Polizeieinsatz nach Ruhestörung – Schreckschusswaffe sichergestellt

Am Mittwoch, 22.01.2020, gegen 20:00 Uhr meldete ein Hinweisgeber der Einsatzleitstelle des Polizeipräsidiums Neubrandenburg ruhestörenden Lärm und Schussgeräusche aus einer Wohnung in der Mudder-Schulten-Straße auf dem Datzeberg.

Vor Ort konnten die Beamten des Polizeihauptreviers Neubrandenburg aus der betroffenen Wohnung lautes Poltern und aggressive Schreie einer Person hören. Da auf das Klingeln und Klopfen der Beamten nicht reagiert wurde und plötzliche keine Geräusche mehr zu hören waren, gingen die Beamten von einem Unglücksfall aus. Demzufolge wurde die Feuerwehr zur Türöffnung sowie ein Rettungswagen alarmiert.

Nachdem die Beamten die Wohnung betreten haben, fanden sie den 23-jährigen Wohnungsmieter unverletzt in seinem Bett vor. Da der alkoholisierte 23-Jährige den Beamten sofort aggressiv gegenübertrat, wurde er zur Gefahrenabwehr fixiert und gefesselt. Er wurde anschließend in Gewahrsam genommen und zum Polizeihauptrevier Neubrandenburg gebracht. Ein anschließend durchgeführter Drogentest zeigte ein positives Ergebnis. Ein Atemalkoholtest ergab einen Wert von 1,66 Promille.

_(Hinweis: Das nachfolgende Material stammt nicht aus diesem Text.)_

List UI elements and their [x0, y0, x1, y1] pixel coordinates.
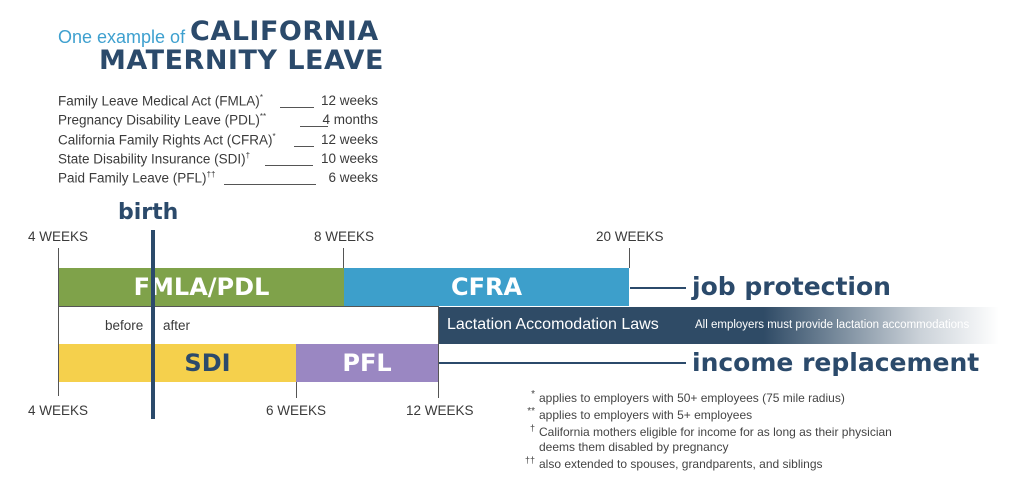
- leave-item-pdl: Pregnancy Disability Leave (PDL)** 4 mon…: [58, 112, 378, 130]
- title-line-1: CALIFORNIA: [190, 16, 379, 47]
- bottom-tick-label: 4 WEEKS: [28, 403, 89, 418]
- title-prefix: One example of: [58, 27, 186, 47]
- footnote-mark: *: [531, 389, 535, 400]
- footnote-text: deems them disabled by pregnancy: [539, 440, 729, 454]
- title-line-2: MATERNITY LEAVE: [99, 45, 384, 76]
- footnote-text: California mothers eligible for income f…: [539, 425, 892, 439]
- income-replacement-connector: [439, 362, 686, 364]
- after-label: after: [163, 318, 191, 333]
- tick-line: [58, 248, 59, 396]
- footnote-text: also extended to spouses, grandparents, …: [539, 457, 823, 471]
- footnote-mark: **: [527, 406, 535, 417]
- sdi-bar: SDI: [59, 344, 296, 382]
- income-replacement-label: income replacement: [692, 348, 980, 377]
- footnote: * applies to employers with 50+ employee…: [515, 389, 935, 406]
- tick-line: [438, 306, 439, 398]
- leave-name: Family Leave Medical Act (FMLA): [58, 93, 260, 109]
- pfl-bar: PFL: [296, 344, 438, 382]
- leave-name: California Family Rights Act (CFRA): [58, 132, 273, 148]
- leave-item-pfl: Paid Family Leave (PFL)†† 6 weeks: [58, 170, 378, 188]
- leave-name: Paid Family Leave (PFL): [58, 170, 207, 186]
- middle-row-frame: [58, 306, 439, 344]
- leader-line: [224, 184, 316, 185]
- top-tick-label: 8 WEEKS: [314, 229, 375, 244]
- leave-mark: ††: [206, 170, 216, 179]
- sdi-label: SDI: [184, 349, 231, 377]
- pfl-label: PFL: [342, 349, 392, 377]
- leave-name: Pregnancy Disability Leave (PDL): [58, 112, 260, 128]
- leave-item-fmla: Family Leave Medical Act (FMLA)* 12 week…: [58, 93, 378, 111]
- footnote-continuation: deems them disabled by pregnancy: [515, 440, 935, 455]
- cfra-bar: CFRA: [344, 268, 629, 306]
- footnote: † California mothers eligible for income…: [515, 423, 935, 440]
- leave-mark: †: [245, 151, 251, 160]
- job-protection-label: job protection: [692, 272, 891, 301]
- lactation-bar: Lactation Accomodation Laws All employer…: [439, 307, 999, 344]
- tick-line: [343, 248, 344, 268]
- tick-line: [296, 382, 297, 398]
- birth-line: [151, 230, 155, 419]
- leader-line: [265, 165, 313, 166]
- fmla-pdl-label: FMLA/PDL: [133, 273, 270, 301]
- footnote: ** applies to employers with 5+ employee…: [515, 406, 935, 423]
- before-label: before: [105, 318, 144, 333]
- leave-value: 12 weeks: [320, 93, 378, 108]
- tick-line: [629, 248, 630, 268]
- leave-mark: **: [259, 112, 267, 121]
- leader-line: [294, 146, 314, 147]
- birth-label: birth: [118, 200, 179, 225]
- leave-value: 6 weeks: [328, 170, 378, 185]
- lactation-label: Lactation Accomodation Laws: [447, 316, 659, 333]
- job-protection-connector: [630, 287, 686, 289]
- top-tick-label: 20 WEEKS: [596, 229, 664, 244]
- footnote-mark: ††: [524, 455, 535, 465]
- footnote-mark: †: [529, 423, 535, 433]
- leave-value: 4 months: [322, 112, 378, 127]
- leave-mark: *: [259, 93, 263, 102]
- footnote-text: applies to employers with 50+ employees …: [539, 391, 845, 405]
- lactation-note: All employers must provide lactation acc…: [695, 319, 970, 331]
- footnote: †† also extended to spouses, grandparent…: [515, 455, 935, 472]
- footnote-text: applies to employers with 5+ employees: [539, 408, 753, 422]
- cfra-label: CFRA: [450, 273, 523, 301]
- leave-item-cfra: California Family Rights Act (CFRA)* 12 …: [58, 132, 378, 150]
- leader-line: [300, 126, 328, 127]
- leave-item-sdi: State Disability Insurance (SDI)† 10 wee…: [58, 151, 378, 169]
- leave-name: State Disability Insurance (SDI): [58, 151, 246, 167]
- leave-mark: *: [272, 132, 276, 141]
- leave-value: 12 weeks: [320, 132, 378, 147]
- leader-line: [280, 107, 314, 108]
- fmla-pdl-bar: FMLA/PDL: [59, 268, 344, 306]
- top-tick-label: 4 WEEKS: [28, 229, 89, 244]
- bottom-tick-label: 6 WEEKS: [266, 403, 327, 418]
- leave-value: 10 weeks: [320, 151, 378, 166]
- bottom-tick-label: 12 WEEKS: [406, 403, 474, 418]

In der Wohnung fanden die Beamten eine Schreckschusswaffe und Hinweise darauf, dass aus dieser Munition abgegeben wurde. Des Weiteren wurden ein Schlagring, ein waffenähnlicher Gegenstand sowie Utensilien, die auf den Anbau von Betäubungsmitteln hindeuten, aufgefunden und sichergestellt. Die Beamten des Kriminalkommissariats Neubrandenburg ermitteln gegen den Beschuldigten wegen des Verstoßes gegen das Waffengesetz und gegen das Betäubungsmittelgesetz. Nach Abschluss der polizeilichen Maßnahmen wurde der Beschuldigte aus dem Gewahrsam entlassen.